To prepare, we urge that revolutionaries begin to be able to think in political/military terms. There is a danger in approaching politics militarily, among them, the critiques Mike Tyson and Napoleon pointed out in their dismissal of ‘plans’ and the narrowness in thinking that political power grows (only) out of the barrel of a gun. But we must acknowledge that the state’s increased repression is being conducted in a political/military manner; those radical solutions which have successfully occurred and will be occurring (occupation of homes, occupation of factories, defense of undocumented workers, confrontation of environmental destruction, etc.), demand such an approach and finally, we cannot talk honestly about mass violence without placing it within such a framework. Our morals and tools are not theirs – revolutionaries don’t use torture against humans or animals – but we will be hindered if we do not realize that every major national event or crisis, from the Super Bowl to the presidential conventions to hurricane/tornado/flood recovery to squashing the rebellion in Ferguson is now being run as a joint FEMA/police counterinsurgency exercise.

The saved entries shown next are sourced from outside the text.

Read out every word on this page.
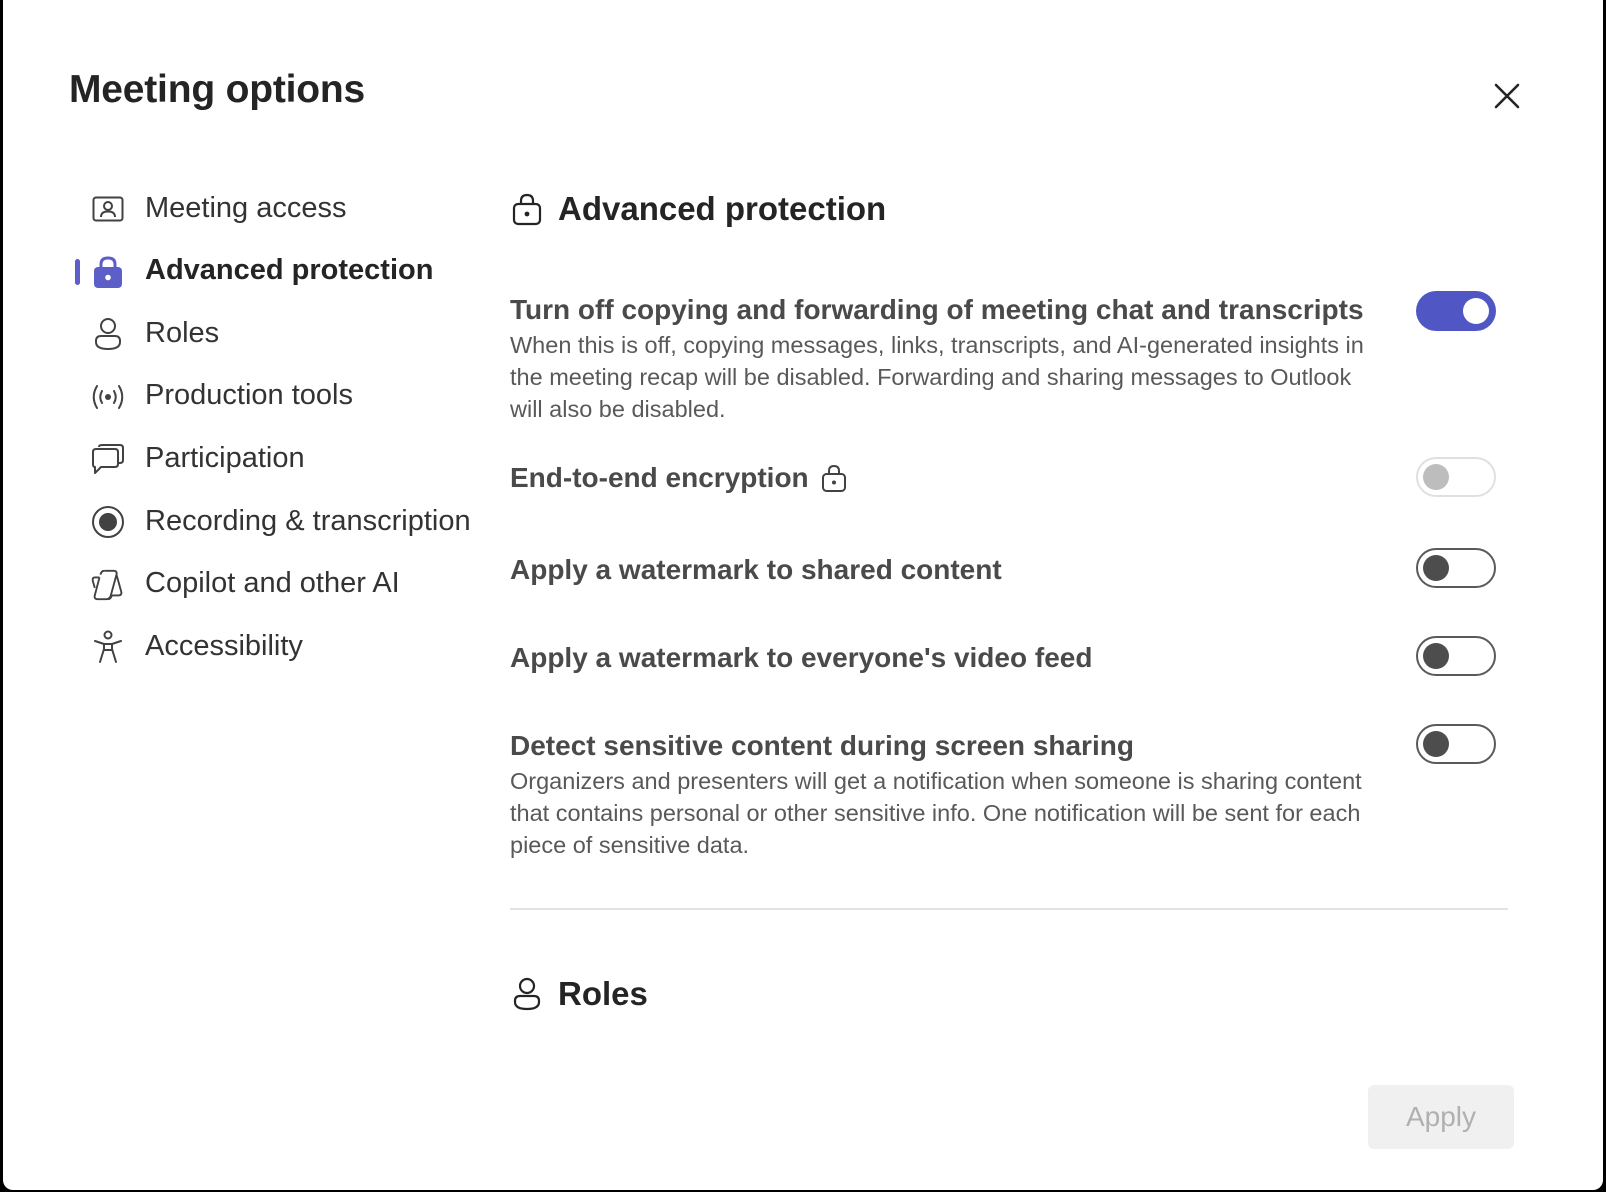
Meeting options
Meeting access
Advanced protection
Roles
Production tools
Participation
Recording & transcription
Copilot and other AI
Accessibility
Advanced protection
Turn off copying and forwarding of meeting chat and transcripts
When this is off, copying messages, links, transcripts, and AI-generated insights in the meeting recap will be disabled. Forwarding and sharing messages to Outlook will also be disabled.
End-to-end encryption
Apply a watermark to shared content
Apply a watermark to everyone's video feed
Detect sensitive content during screen sharing
Organizers and presenters will get a notification when someone is sharing content that contains personal or other sensitive info. One notification will be sent for each piece of sensitive data.
Roles
Apply
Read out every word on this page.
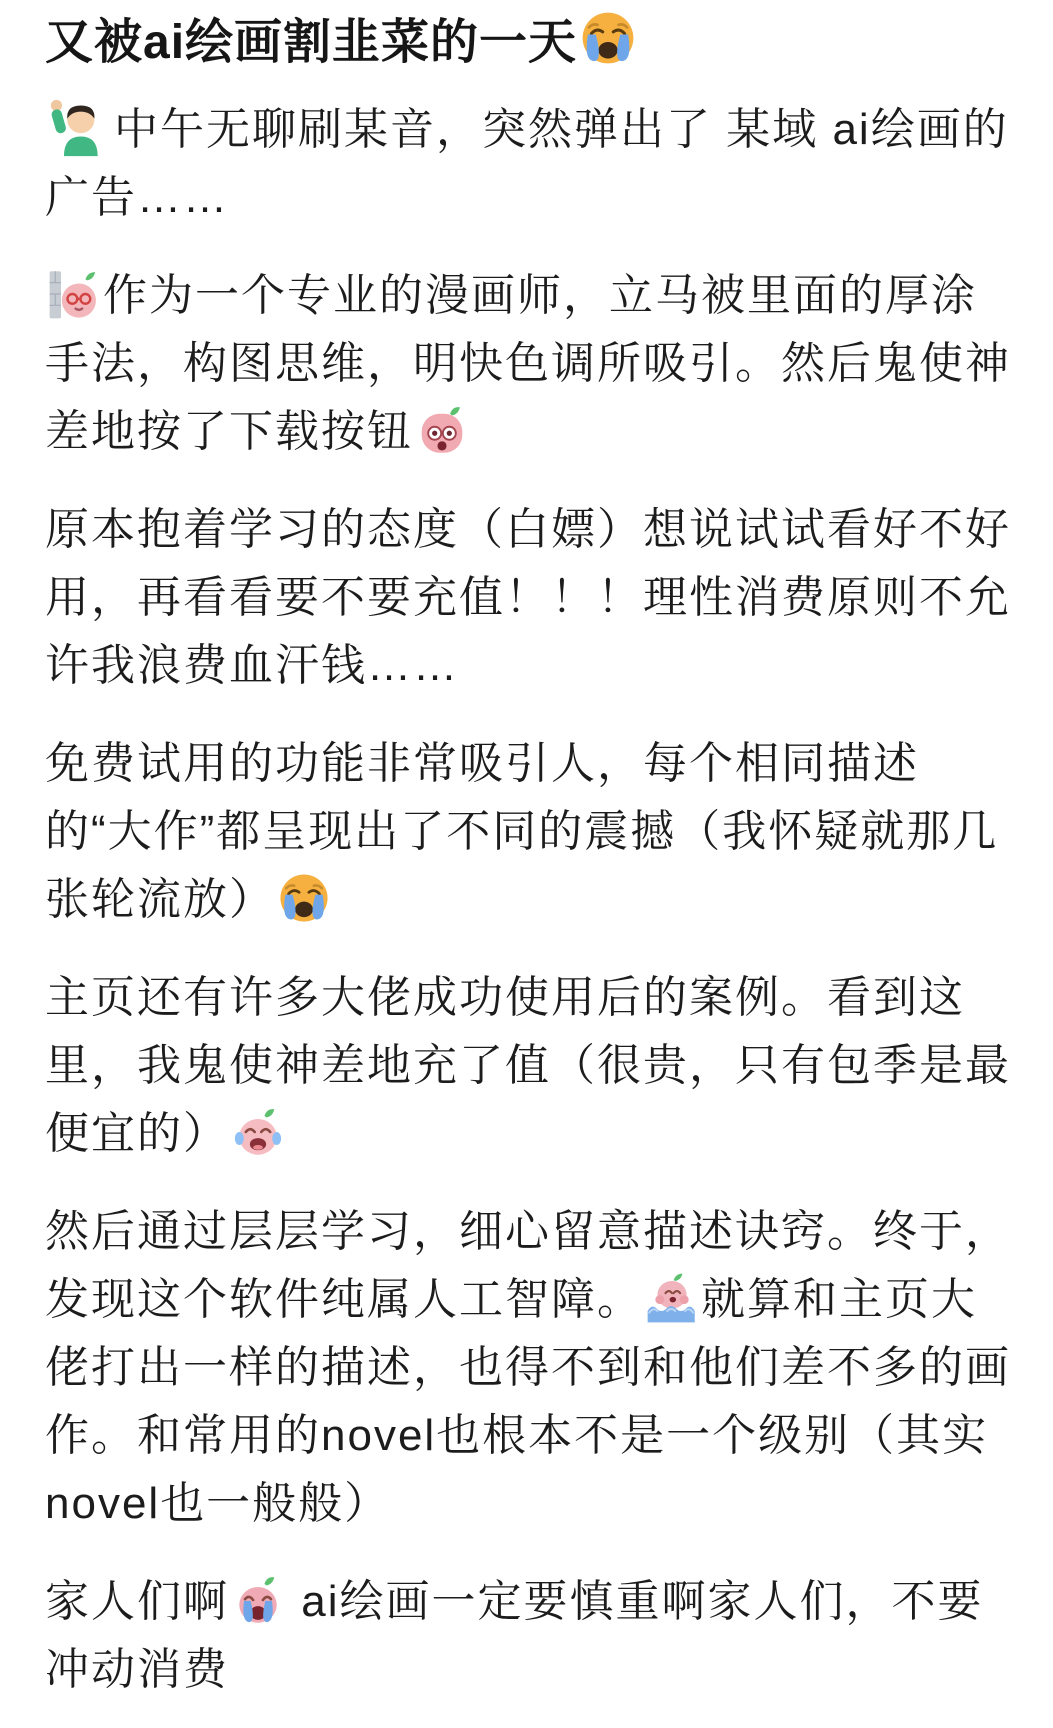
又被ai绘画割韭菜的一天

中午无聊刷某音，突然弹出了 某域 ai绘画的广告……

作为一个专业的漫画师，立马被里面的厚涂手法，构图思维，明快色调所吸引。然后鬼使神差地按了下载按钮

原本抱着学习的态度（白嫖）想说试试看好不好用，再看看要不要充值！！！理性消费原则不允许我浪费血汗钱……

免费试用的功能非常吸引人，每个相同描述的“大作”都呈现出了不同的震撼（我怀疑就那几张轮流放）

主页还有许多大佬成功使用后的案例。看到这里，我鬼使神差地充了值（很贵，只有包季是最便宜的）

然后通过层层学习，细心留意描述诀窍。终于，发现这个软件纯属人工智障。 就算和主页大佬打出一样的描述，也得不到和他们差不多的画作。和常用的novel也根本不是一个级别（其实novel也一般般）

家人们啊
ai绘画一定要慎重啊家人们，不要冲动消费
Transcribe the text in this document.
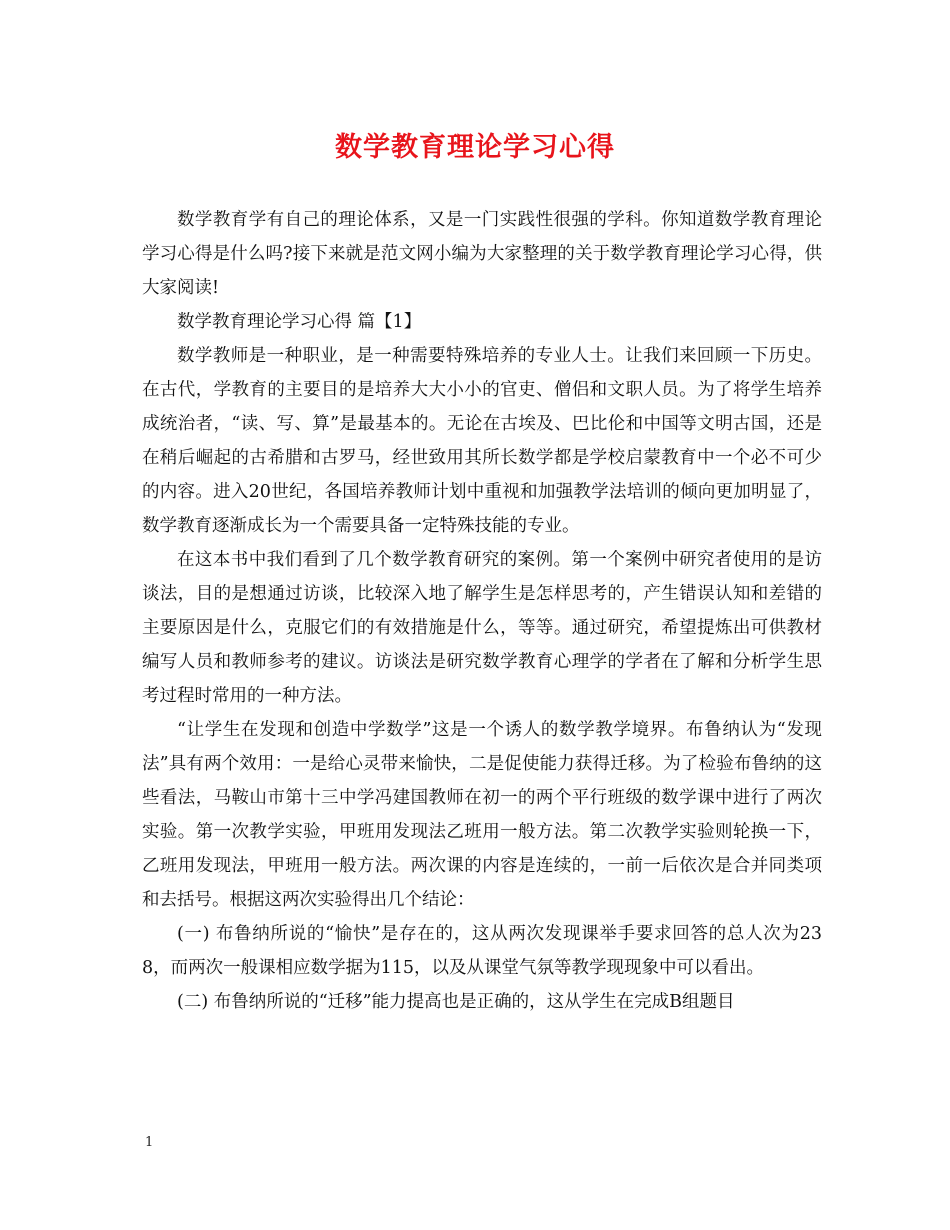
数学教育理论学习心得

数学教育学有自己的理论体系，又是一门实践性很强的学科。你知道数学教育理论学习心得是什么吗?接下来就是范文网小编为大家整理的关于数学教育理论学习心得，供大家阅读!

数学教育理论学习心得 篇【1】

数学教师是一种职业，是一种需要特殊培养的专业人士。让我们来回顾一下历史。在古代，学教育的主要目的是培养大大小小的官吏、僧侣和文职人员。为了将学生培养成统治者，“读、写、算”是最基本的。无论在古埃及、巴比伦和中国等文明古国，还是在稍后崛起的古希腊和古罗马，经世致用其所长数学都是学校启蒙教育中一个必不可少的内容。进入20世纪，各国培养教师计划中重视和加强教学法培训的倾向更加明显了，数学教育逐渐成长为一个需要具备一定特殊技能的专业。

在这本书中我们看到了几个数学教育研究的案例。第一个案例中研究者使用的是访谈法，目的是想通过访谈，比较深入地了解学生是怎样思考的，产生错误认知和差错的主要原因是什么，克服它们的有效措施是什么，等等。通过研究，希望提炼出可供教材编写人员和教师参考的建议。访谈法是研究数学教育心理学的学者在了解和分析学生思考过程时常用的一种方法。

“让学生在发现和创造中学数学”这是一个诱人的数学教学境界。布鲁纳认为“发现法”具有两个效用：一是给心灵带来愉快，二是促使能力获得迁移。为了检验布鲁纳的这些看法，马鞍山市第十三中学冯建国教师在初一的两个平行班级的数学课中进行了两次实验。第一次教学实验，甲班用发现法乙班用一般方法。第二次教学实验则轮换一下，乙班用发现法，甲班用一般方法。两次课的内容是连续的，一前一后依次是合并同类项和去括号。根据这两次实验得出几个结论：

(一) 布鲁纳所说的“愉快”是存在的，这从两次发现课举手要求回答的总人次为238，而两次一般课相应数学据为115，以及从课堂气氛等教学现现象中可以看出。

(二) 布鲁纳所说的“迁移”能力提高也是正确的，这从学生在完成B组题目

1
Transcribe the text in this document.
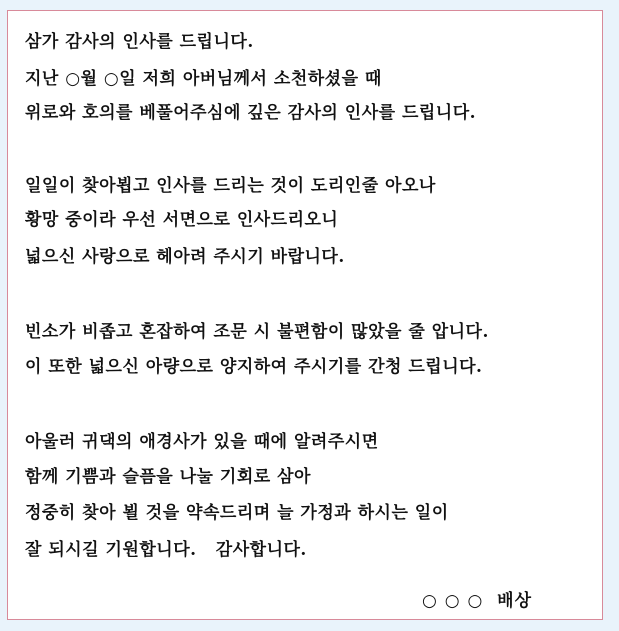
삼가 감사의 인사를 드립니다.
지난 ○월 ○일 저희 아버님께서 소천하셨을 때
위로와 호의를 베풀어주심에 깊은 감사의 인사를 드립니다.
일일이 찾아뵙고 인사를 드리는 것이 도리인줄 아오나
황망 중이라 우선 서면으로 인사드리오니
넓으신 사랑으로 헤아려 주시기 바랍니다.
빈소가 비좁고 혼잡하여 조문 시 불편함이 많았을 줄 압니다.
이 또한 넓으신 아량으로 양지하여 주시기를 간청 드립니다.
아울러 귀댁의 애경사가 있을 때에 알려주시면
함께 기쁨과 슬픔을 나눌 기회로 삼아
정중히 찾아 뵐 것을 약속드리며 늘 가정과 하시는 일이
잘 되시길 기원합니다.   감사합니다.
○ ○ ○  배상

One component of that preparation for the future will be the cohering of revolutionary political forces that are capable of acting at a national and international level. That discussion demands much more than we intend to write here, since we have stressed political rather than organizational stances. There may be one organization or several new ones emerging; we are not arrogant enough to assert that some body exists, as the 3rd International did in the movie Reds and in reality, which can force unity by telling tens of thousands of argumentative folks to put their differences aside just like that. Nor are we speaking against those individuals who have attempted to stake out revolutionary political positions by themselves via websites/social media/workshops/CDs/etc., we just know that acting individually or in small collectives won’t be enough. We acknowledge that there will inevitably be a tension between the ability to function collectively in the hundreds and thousands and the freedom of action that many are used to. In the same way, a national formation or organization cannot just be an assembling of the various local projects (‘your Copwatch plus our Infoshop plus their fast food union drive’), or an agreement to do joint work.   Nor can we set aside the very real problems of theory and gaps in theory that exist. Any political grouping that acts as though these problems have been solved is a fraud or a cult or delusional.

These and many other problems face us. But unless we begin now we deserve the scorn of our grandchildren.